The approval marks the first time the decision to reintroduce an animal species has been made at the ballot box and comes just a week after the Trump administration lifted endangered species protections for the gray wolf. 

“This is a great victory for wolves coming on the heels of Trump’s illegal action to remove federal protection, and it will help restore the natural balance in Colorado’s Rocky Mountains,” Michael Robinson, a senior conservation advocate at the Center for Biological Diversity said in a statement

“The people of the Colorado have helped turn the page on a brutal chapter of our history that saw wolves exterminated across the West,” Robinson said. 

Opponents of the measure, which include cattle ranchers, elk hunters and farmers, argue the gray wolves will pose a direct and serious threat to humans, livestock and other existing wildlife. 

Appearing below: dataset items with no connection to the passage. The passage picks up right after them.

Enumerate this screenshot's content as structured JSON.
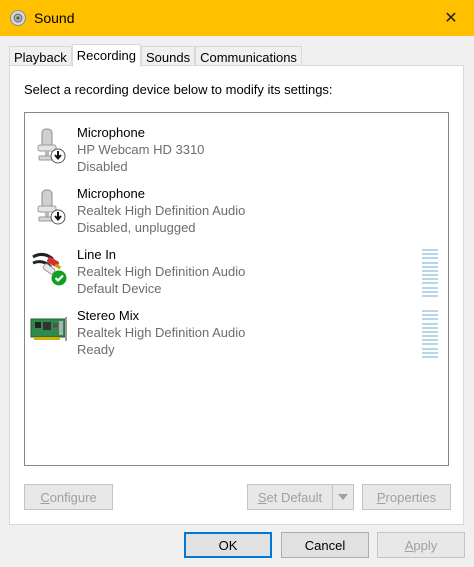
{
  "window": {
    "title": "Sound",
    "close_glyph": "✕"
  },
  "tabs": [
    {
      "label": "Playback"
    },
    {
      "label": "Recording"
    },
    {
      "label": "Sounds"
    },
    {
      "label": "Communications"
    }
  ],
  "instruction": "Select a recording device below to modify its settings:",
  "devices": [
    {
      "name": "Microphone",
      "driver": "HP Webcam HD 3310",
      "status": "Disabled",
      "icon": "microphone-disabled-icon"
    },
    {
      "name": "Microphone",
      "driver": "Realtek High Definition Audio",
      "status": "Disabled, unplugged",
      "icon": "microphone-disabled-icon"
    },
    {
      "name": "Line In",
      "driver": "Realtek High Definition Audio",
      "status": "Default Device",
      "icon": "line-in-default-icon"
    },
    {
      "name": "Stereo Mix",
      "driver": "Realtek High Definition Audio",
      "status": "Ready",
      "icon": "sound-card-icon"
    }
  ],
  "buttons": {
    "configure": {
      "first": "C",
      "rest": "onfigure"
    },
    "set_default": {
      "first": "S",
      "rest": "et Default"
    },
    "properties": {
      "first": "P",
      "rest": "roperties"
    },
    "ok": "OK",
    "cancel": "Cancel",
    "apply": {
      "first": "A",
      "rest": "pply"
    }
  },
  "colors": {
    "titlebar": "#ffc000",
    "focus": "#0078d7",
    "meter": "#b7d7e8",
    "check": "#10a020"
  }
}
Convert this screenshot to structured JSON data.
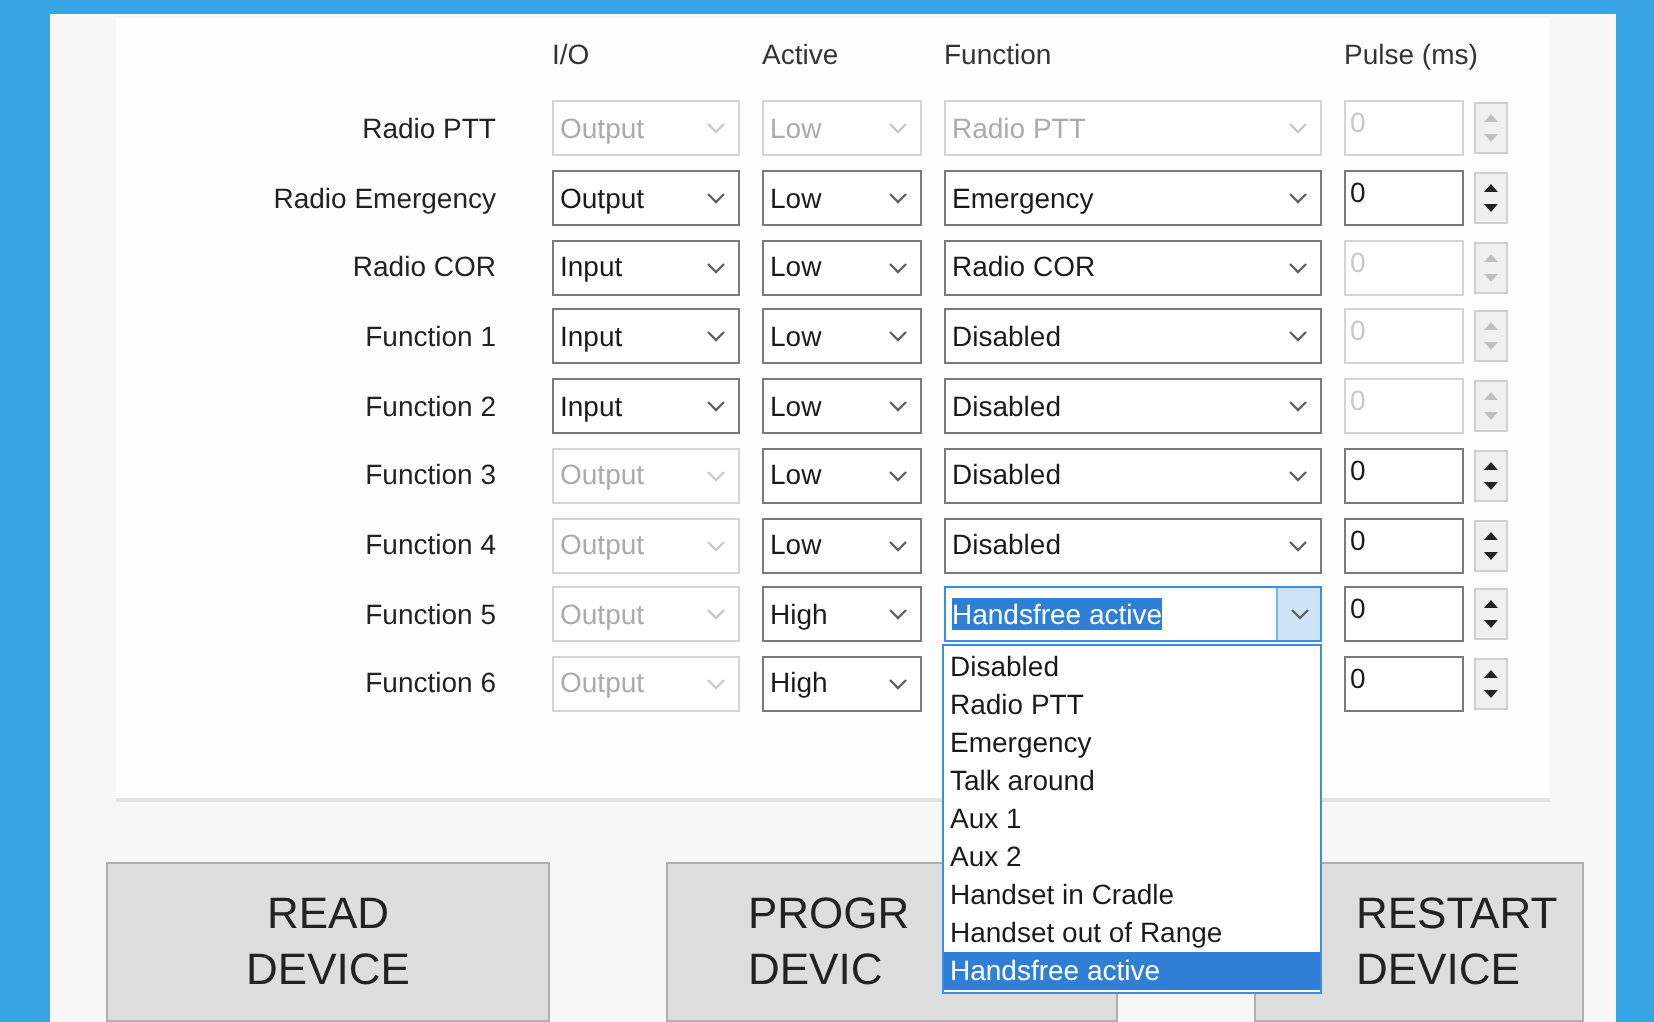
{
  "columns": [
    "I/O",
    "Active",
    "Function",
    "Pulse (ms)"
  ],
  "rows": [
    {
      "label": "Radio PTT",
      "io": {
        "value": "Output",
        "disabled": true
      },
      "active": {
        "value": "Low",
        "disabled": true
      },
      "function": {
        "value": "Radio PTT",
        "disabled": true,
        "open": false
      },
      "pulse": {
        "value": "0",
        "disabled": true
      }
    },
    {
      "label": "Radio Emergency",
      "io": {
        "value": "Output",
        "disabled": false
      },
      "active": {
        "value": "Low",
        "disabled": false
      },
      "function": {
        "value": "Emergency",
        "disabled": false,
        "open": false
      },
      "pulse": {
        "value": "0",
        "disabled": false
      }
    },
    {
      "label": "Radio COR",
      "io": {
        "value": "Input",
        "disabled": false
      },
      "active": {
        "value": "Low",
        "disabled": false
      },
      "function": {
        "value": "Radio COR",
        "disabled": false,
        "open": false
      },
      "pulse": {
        "value": "0",
        "disabled": true
      }
    },
    {
      "label": "Function 1",
      "io": {
        "value": "Input",
        "disabled": false
      },
      "active": {
        "value": "Low",
        "disabled": false
      },
      "function": {
        "value": "Disabled",
        "disabled": false,
        "open": false
      },
      "pulse": {
        "value": "0",
        "disabled": true
      }
    },
    {
      "label": "Function 2",
      "io": {
        "value": "Input",
        "disabled": false
      },
      "active": {
        "value": "Low",
        "disabled": false
      },
      "function": {
        "value": "Disabled",
        "disabled": false,
        "open": false
      },
      "pulse": {
        "value": "0",
        "disabled": true
      }
    },
    {
      "label": "Function 3",
      "io": {
        "value": "Output",
        "disabled": true
      },
      "active": {
        "value": "Low",
        "disabled": false
      },
      "function": {
        "value": "Disabled",
        "disabled": false,
        "open": false
      },
      "pulse": {
        "value": "0",
        "disabled": false
      }
    },
    {
      "label": "Function 4",
      "io": {
        "value": "Output",
        "disabled": true
      },
      "active": {
        "value": "Low",
        "disabled": false
      },
      "function": {
        "value": "Disabled",
        "disabled": false,
        "open": false
      },
      "pulse": {
        "value": "0",
        "disabled": false
      }
    },
    {
      "label": "Function 5",
      "io": {
        "value": "Output",
        "disabled": true
      },
      "active": {
        "value": "High",
        "disabled": false
      },
      "function": {
        "value": "Handsfree active",
        "disabled": false,
        "open": true
      },
      "pulse": {
        "value": "0",
        "disabled": false
      }
    },
    {
      "label": "Function 6",
      "io": {
        "value": "Output",
        "disabled": true
      },
      "active": {
        "value": "High",
        "disabled": false
      },
      "pulse": {
        "value": "0",
        "disabled": false
      }
    }
  ],
  "dropdown": [
    {
      "label": "Disabled",
      "selected": false
    },
    {
      "label": "Radio PTT",
      "selected": false
    },
    {
      "label": "Emergency",
      "selected": false
    },
    {
      "label": "Talk around",
      "selected": false
    },
    {
      "label": "Aux 1",
      "selected": false
    },
    {
      "label": "Aux 2",
      "selected": false
    },
    {
      "label": "Handset in Cradle",
      "selected": false
    },
    {
      "label": "Handset out of Range",
      "selected": false
    },
    {
      "label": "Handsfree active",
      "selected": true
    }
  ],
  "buttons": [
    {
      "lines": [
        "READ",
        "DEVICE"
      ]
    },
    {
      "lines": [
        "PROGR",
        "DEVIC"
      ]
    },
    {
      "lines": [
        "RESTART",
        "DEVICE"
      ]
    }
  ]
}
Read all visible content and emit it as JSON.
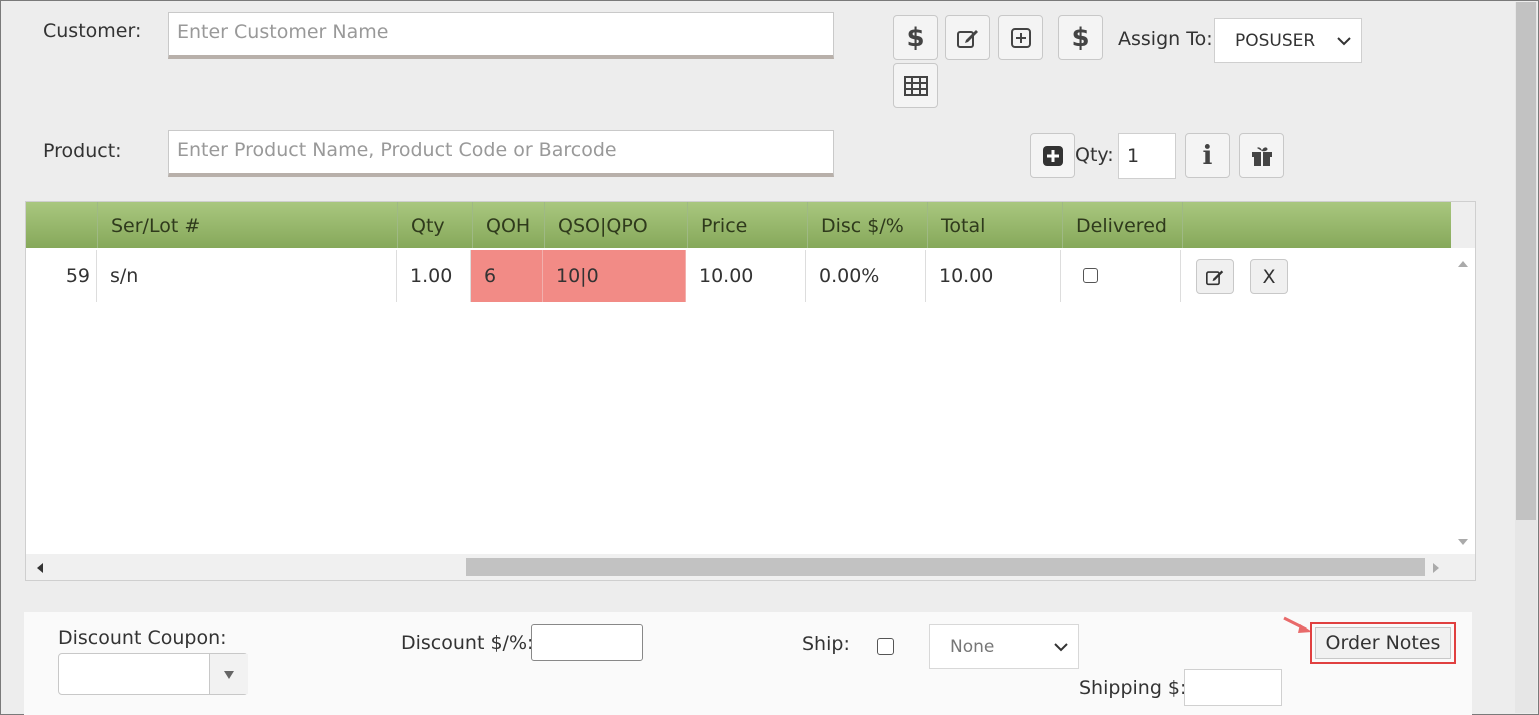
{
  "customer": {
    "label": "Customer:",
    "placeholder": "Enter Customer Name"
  },
  "product": {
    "label": "Product:",
    "placeholder": "Enter Product Name, Product Code or Barcode"
  },
  "toolbar": {
    "assign_label": "Assign To:",
    "assign_value": "POSUSER",
    "dollar": "$",
    "qty_label": "Qty:",
    "qty_value": "1",
    "info": "i"
  },
  "grid": {
    "columns": [
      "Ser/Lot #",
      "Qty",
      "QOH",
      "QSO|QPO",
      "Price",
      "Disc $/%",
      "Total",
      "Delivered"
    ],
    "row": {
      "partial": "59",
      "serlot": "s/n",
      "qty": "1.00",
      "qoh": "6",
      "qso_qpo": "10|0",
      "price": "10.00",
      "disc": "0.00%",
      "total": "10.00",
      "delete": "X"
    }
  },
  "footer": {
    "coupon_label": "Discount Coupon:",
    "discount_label": "Discount $/%:",
    "ship_label": "Ship:",
    "ship_method": "None",
    "shipping_label": "Shipping $:",
    "order_notes": "Order Notes"
  },
  "colors": {
    "header_green": "#8aad5e",
    "stock_alert": "#f28b86",
    "highlight_red": "#e04040"
  }
}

“Ranchers in Colorado have been more conservation-minded than anywhere in the country, and when they have challenges of a species like the wolf…It is going to be difficult for us to encourage them to take these proactive conservation efforts in the future,” Terry Fankhauser, executive vice president of the Colorado Cattlemen’s Association, said to The Denver Post. 

In 1869, hunters were paid bounties by the federal government to hunt gray wolves to make way for livestock and the species was eradicated from the state by 1945. 

Currently, the gray wolf population in the lower 48 states is more than 6,000, with more than 4,000 in Michigan, Minnesota and Wisconsin and some 2,000 in the Northern Rockies and Pacific Northwest. Before the push to eradicate the animals in the earlier 1900s, the wolves were present in most parts of the U.S. 

Conservationists are set to sue the Trump administration for removing the gray wolf from the Endangered Species Act following the Department of Interior’s determination that the wolf is no longer a threatened or endangered species.